Export Oriented Units Scheme 1981
The Export Oriented Units (EOU) scheme was introduced to boost exports, increase foreign exchange and create employment in India. The EOU scheme is complementary to the scheme for Free Trade Zone, Export Processing Zone.
In this article, we look at the Export Oriented Units scheme in detail.
Export Oriented Units (EOUs) have been defined under Chapter 6 of Foreign Trade Policy (FTP) as those units undertaking to export their entire production of goods and services [except permissible sales in Domestic Tariff Area (DTA) for manufacture of goods, including repair, re-making, reconditioning, re-engineering, rendering of services, development of software, agriculture including agro-processing, aquaculture, animal husbandry, biotechnology, floriculture, horticulture, pisciculture, viticulture, poultry and sericulture]. Trading units are not covered under the EOU.
For the status of EOU, the project must have a minimum investment of Rs.1 crore in plant and machinery. This condition does not apply on EOUs involved in handicrafts, agriculture, animal husbandry, information technology, services, brass hardware, handmade jewellery, software technology parts, electronics hardware technology parks and biotechnology parks.
An application for setting up an EOU needs to be made in ANF 6A to the office of the DC. Apart from the application fee of Rs 5000/- , some of the other documents required are the Certificate of Incorporation, Articles of Association (AOA), Partnership Deed as the case may be, existing and proposed capital structure, would need to be submitted.
Application for setting up of EOU shall be approved or rejected by Unit Approval Committee (UAC) within 15 days, as per the criteria specified in appendix 6A.
On approval, a Letter of Permission (LoP) is issued by Development Commissioner of the Special Economic Zone (SEZ) under whose administrative control the EOUs comes. The validity of LoP is for a period of 5 years (excluding the period of 2 years for commencement of production). The LoP is considered as Authorization.
Under GST, there is no exemption available to supplier of goods to EOU. IGST, CGST and SGST, as applicable, will be payable by the supplier who supplies the goods to EOU. EOU has following options to offset GST paid on goods received from suppliers:
Option 1 – To take input tax credit of GST paid and utilize the same towards supplies made by EOU to Domestic Tariff Area Customer.

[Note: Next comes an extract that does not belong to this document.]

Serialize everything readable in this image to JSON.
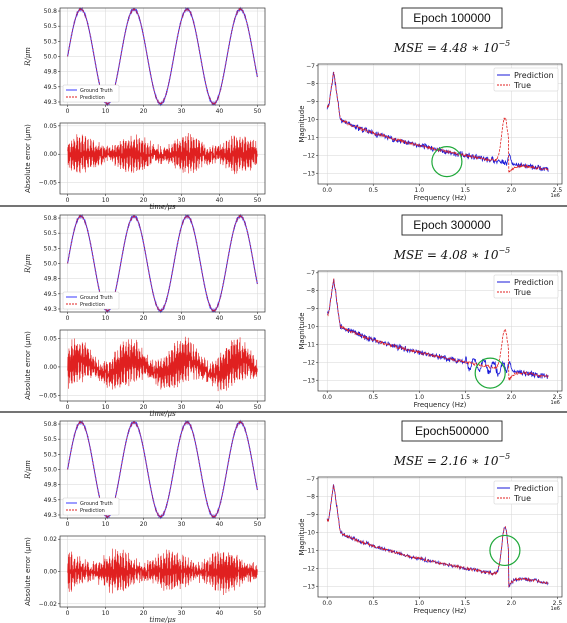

Option 2 – Claim refund of GST paid.
EOU units are required to pay applicable GST on supply made to DTA. Only in case of zero rated supplies, as defined under section 16 of the IGST Act, EOU are exempted from payment of GST. Hence, when an EOU units undertakes physical export of goods or services or supplies goods or services to special economic zone (SEZ) developer or special economic zone unit, then, in such cases, EOU units are exempted from payment of GST.
When the goods are supplied by one EOU to another EOU, such supply would be treated as any other supplies under GST law and hence GST would be payable on the same as payable under any other supplies.
Exemption from the additional duties of customs, if any, under section 3(1), section 3(3) and section 3(5) of the Customs Tariff Act, 1975 and exemption from central excise duty will be available for goods specified under the Schedule IV of Central Excise Act.
In order to avail benefit of import duty exemption, EOU unit needs to follow the procedure under the Customs (Import of Goods at Concessional Rate of Duty) Rules, 2017.
Although both EOUs and SEZs, were initiated to boost exports, there are differences between the two. An EOU can be set up anywhere in the country, provided it meets the scheme’s criteria. On the other hand, an SEZ is a specially demarcated enclave that is deemed to be outside the Customs jurisdiction and therefore, a foreign territory. Thus, any sale made from an SEZ to DTA is considered as import for the DTA unit. Moreover, any supply from DTA to an SEZ is considered as export. On the other hand supplies from DTA to an EOU are considered as deemed exports.
Being a clearly demarcated area, there is substantial control over the physical movement of goods to and from SEZs, but the same cannot be said about EOUs. In terms of the fiscal treatment, SEZs are zero rates and hence exempt from payment of GST while in the case of EOUs, the principle of refund of GST paid is applicable.
Minimum investment in plant and machinery and building is Rs 1 crore for EOUs. This should be before commencement of commercial production, there is no such limit for SEZ.
With approval of DC, an EOU may opt out of scheme. Such exit shall be subject to payment of applicable Excise and Customs duties and on payment of applicable IGST/ CGST/ SGST/ UTGST and compensation cess, if any, and industrial policy in force.